Comparison with previous studies
Our findings contradict previous reports on the validity of general practice spirometric testing.11–,14 These studies consistently reported lower mean FEV1 and FVC values for general practice spirometric tests with differences of 70–280 ml for FEV111,14 and 360 ml for FVC.11 The presence or absence of factors responsible for short term intra-individual lung function variability, as discussed above, may explain the discrepancy between the studies, as may the diverging study populations involved (asthmatics,11 subjects with respiratory symptoms,13 adult patients with limited airflow,14 those with severe COPD,12 and a heterogeneous group of patients with COPD in our study).
There are several reasons why we believe that our study reflects the actual validity of general practice spirometric testing. Firstly, our training programme was probably more elaborate than those in other studies because we specifically emphasised elements of test performance which are now known often to be insufficient in general practice.10,17 This tailored programme may have prepared practice assistants and GPs better for their task. Also, as far as can be extracted from the published reports, other studies did not use spirometers which display flow-volume curves. We have previously reported that real time feedback of information from flow-volume curves may lead to improved performance in spirometric testing.26 A final alternative explanation may be that in our study, unlike in some of the earlier studies,11,14 most of the spirometric tests were performed by practice assistants instead of practitioners. As practice assistants will generally have more time available, they might take more time to attain a satisfactory test result. In our view, similar results could be achieved in other countries or healthcare settings as long as training of the professionals who perform the spirometric tests is of sufficient quality and intensity.

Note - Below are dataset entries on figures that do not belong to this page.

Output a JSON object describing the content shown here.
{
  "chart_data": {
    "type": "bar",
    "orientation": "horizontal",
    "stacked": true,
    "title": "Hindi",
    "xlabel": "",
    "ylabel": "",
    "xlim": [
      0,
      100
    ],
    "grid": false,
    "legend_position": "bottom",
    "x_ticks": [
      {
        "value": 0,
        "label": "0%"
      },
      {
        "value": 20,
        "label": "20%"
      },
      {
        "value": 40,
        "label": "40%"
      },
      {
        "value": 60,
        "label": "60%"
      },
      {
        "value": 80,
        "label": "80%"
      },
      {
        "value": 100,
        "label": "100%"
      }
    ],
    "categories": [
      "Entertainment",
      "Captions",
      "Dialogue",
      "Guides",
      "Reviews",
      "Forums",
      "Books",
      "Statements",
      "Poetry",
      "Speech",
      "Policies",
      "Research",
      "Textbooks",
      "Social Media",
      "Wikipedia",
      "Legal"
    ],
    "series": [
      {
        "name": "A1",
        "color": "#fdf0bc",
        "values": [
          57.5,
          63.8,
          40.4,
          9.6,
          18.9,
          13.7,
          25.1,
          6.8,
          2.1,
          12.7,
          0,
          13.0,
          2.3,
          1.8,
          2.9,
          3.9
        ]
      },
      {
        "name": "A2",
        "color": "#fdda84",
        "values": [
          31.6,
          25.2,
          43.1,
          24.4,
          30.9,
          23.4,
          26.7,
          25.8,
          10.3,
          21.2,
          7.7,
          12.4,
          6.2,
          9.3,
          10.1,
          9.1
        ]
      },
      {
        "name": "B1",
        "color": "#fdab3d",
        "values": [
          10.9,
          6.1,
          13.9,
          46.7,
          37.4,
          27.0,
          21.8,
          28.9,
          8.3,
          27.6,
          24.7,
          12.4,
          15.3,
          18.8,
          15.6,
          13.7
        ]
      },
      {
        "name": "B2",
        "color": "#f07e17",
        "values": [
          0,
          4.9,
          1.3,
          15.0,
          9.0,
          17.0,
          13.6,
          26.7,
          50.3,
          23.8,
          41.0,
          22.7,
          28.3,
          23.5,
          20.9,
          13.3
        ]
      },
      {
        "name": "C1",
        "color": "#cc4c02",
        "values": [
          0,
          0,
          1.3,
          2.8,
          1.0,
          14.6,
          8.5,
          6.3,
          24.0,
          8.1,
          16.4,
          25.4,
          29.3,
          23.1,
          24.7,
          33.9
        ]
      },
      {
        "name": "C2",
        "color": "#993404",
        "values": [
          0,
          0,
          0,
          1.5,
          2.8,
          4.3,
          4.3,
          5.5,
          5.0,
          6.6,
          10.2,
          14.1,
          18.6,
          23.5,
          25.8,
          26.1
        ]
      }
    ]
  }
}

We conclude that spirometric indices relevant for the management of COPD obtained in trained general practices were marginally but statistically significant higher than those measured in certified pulmonary function laboratories. The quality of spirometric tests in laboratories and general practices in terms of test reproducibility seemed equivalent. However, as the agreement between spirometric tests performed in the laboratory and in general practice was limited, using these measurements interchangeably should probably be avoided in practice. The results of this study seem to support the already widespread practice of performing spirometric tests in primary care settings. Further encouragement of primary care physicians to implement spirometric tests therefore seems justifiable, providing the training of practice staff is sufficient.